Par Alexis Fournol (Avocat à la cour) · lejournaldesarts.fr

Le 24 février 2014 - 984 mots

VERSAILLES [24.02.14] - En estimant que la présentation d'une reproduction en qualité d'original porte atteinte au droit moral de l'artiste, la Cour d’appel de Versailles vient de mettre fin à une longue saga judiciaire autour de la sculpture La Vague de Camille Claudel.

Le 19 février 2014, la cour d'appel de Versailles, saisie sur renvoi après l'arrêt de la Cour de cassation du 4 mai 2012, a clôt définitivement la saga judiciaire liée aux fontes posthumes de La Vague, réalisation unique de Camille Claudel.

Cette oeuvre sculpturale, achevée en 1902, représente une vague en onyx et sa volute d'écume surplombant une ronde de trois baigneuses en bronze, sur le point d'être englouties. Le socle était, quant à lui, taillé dans le marbre. La Vague avait été acquise par Madame Reine-Marie Paris, petite-nièce de l’artiste, sous l'empire des dispositions antérieures à la loi du 19 avril 1910, qui a dissocié pour la première fois la cession de la propriété de la cession des droits patrimoniaux attachés à une oeuvre de l'esprit

Madame Paris, disposant ainsi du droit de reproduction, avait fait réaliser en 1988 plusieurs tirages numérotés de cette oeuvre, uniquement en bronze, en ayant recours à la technique du surmoulage. Un des exemplaires ainsi créés, numéroté 3/8, fut exposé par une galerie, en vue de sa vente aux enchères publiques, en qualité d'oeuvre originale.

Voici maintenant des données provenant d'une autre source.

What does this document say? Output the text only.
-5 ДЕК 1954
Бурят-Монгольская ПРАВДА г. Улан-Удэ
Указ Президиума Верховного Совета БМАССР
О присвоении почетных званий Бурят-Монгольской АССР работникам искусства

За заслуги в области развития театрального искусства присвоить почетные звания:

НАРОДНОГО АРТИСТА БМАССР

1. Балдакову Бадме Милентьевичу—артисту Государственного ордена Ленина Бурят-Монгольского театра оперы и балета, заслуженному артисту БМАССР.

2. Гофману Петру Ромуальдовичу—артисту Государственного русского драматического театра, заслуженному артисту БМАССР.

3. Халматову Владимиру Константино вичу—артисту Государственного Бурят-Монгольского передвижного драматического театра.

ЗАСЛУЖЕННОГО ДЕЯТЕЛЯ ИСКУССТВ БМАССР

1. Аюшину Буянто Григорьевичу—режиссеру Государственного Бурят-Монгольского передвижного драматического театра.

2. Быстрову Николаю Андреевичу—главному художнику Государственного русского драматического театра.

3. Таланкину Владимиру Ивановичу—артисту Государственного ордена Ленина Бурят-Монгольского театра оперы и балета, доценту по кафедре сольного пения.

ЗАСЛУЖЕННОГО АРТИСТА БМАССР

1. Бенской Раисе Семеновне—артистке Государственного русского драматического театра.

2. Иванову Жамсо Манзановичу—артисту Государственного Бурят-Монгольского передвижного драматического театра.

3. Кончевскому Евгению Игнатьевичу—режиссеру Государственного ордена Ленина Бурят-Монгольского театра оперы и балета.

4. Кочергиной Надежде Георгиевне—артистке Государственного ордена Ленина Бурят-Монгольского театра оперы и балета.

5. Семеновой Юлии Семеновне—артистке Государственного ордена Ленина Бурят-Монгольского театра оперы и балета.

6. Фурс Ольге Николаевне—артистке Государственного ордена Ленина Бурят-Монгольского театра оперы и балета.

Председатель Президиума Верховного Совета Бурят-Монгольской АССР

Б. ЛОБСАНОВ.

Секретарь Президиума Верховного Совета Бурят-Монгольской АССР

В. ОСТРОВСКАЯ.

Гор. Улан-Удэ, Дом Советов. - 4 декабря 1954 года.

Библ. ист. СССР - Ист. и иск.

Une autre petite-nièce de l'artiste, Madame Violaine Bonzon, née Claudel, fit procéder à une saisie-contrefaçon dans le mois suivant cette exposition, en 1999. Les autres ayants droit de l'artiste, quant à eux, se greffèrent par la suite à la cause, malgré un protocole transactionnel. La présente décision constitue ainsi les derniers soubresauts d'une déferlante de décisions.

Dans le sillage de l'arrêt de la Cour de cassation, ayant précisé les contours juridiques des exemplaires originaux d'épreuves en bronze, la cour de Versailles devait se prononcer sur trois points distincts. À savoir, l'atteinte portée au droit moral du fait de la présentation des tirages litigieux comme des originaux, imputée à Madame Paris, l'atteinte portée au droit de représentation résultant de l'exposition d'un des tirages litigieux au sein de la galerie et l'atteinte portée au droit moral résultant de la dissociation de l'oeuvre en trois parties, dissociation ordonnée à la suite de la saisie-contrefaçon. Faute de preuve d'une telle présentation de l'exemplaire litigieux au sein de la galerie, avant la vente aux enchères, et face à la seule possibilité d'une éventuelle exposition future de l'exemplaire aujourd'hui disloqué, la cour rejette une partie des prétentions des autres ayants droit de Camille Claudel. En revanche, la responsabilité de Madame Paris s'avère retenue.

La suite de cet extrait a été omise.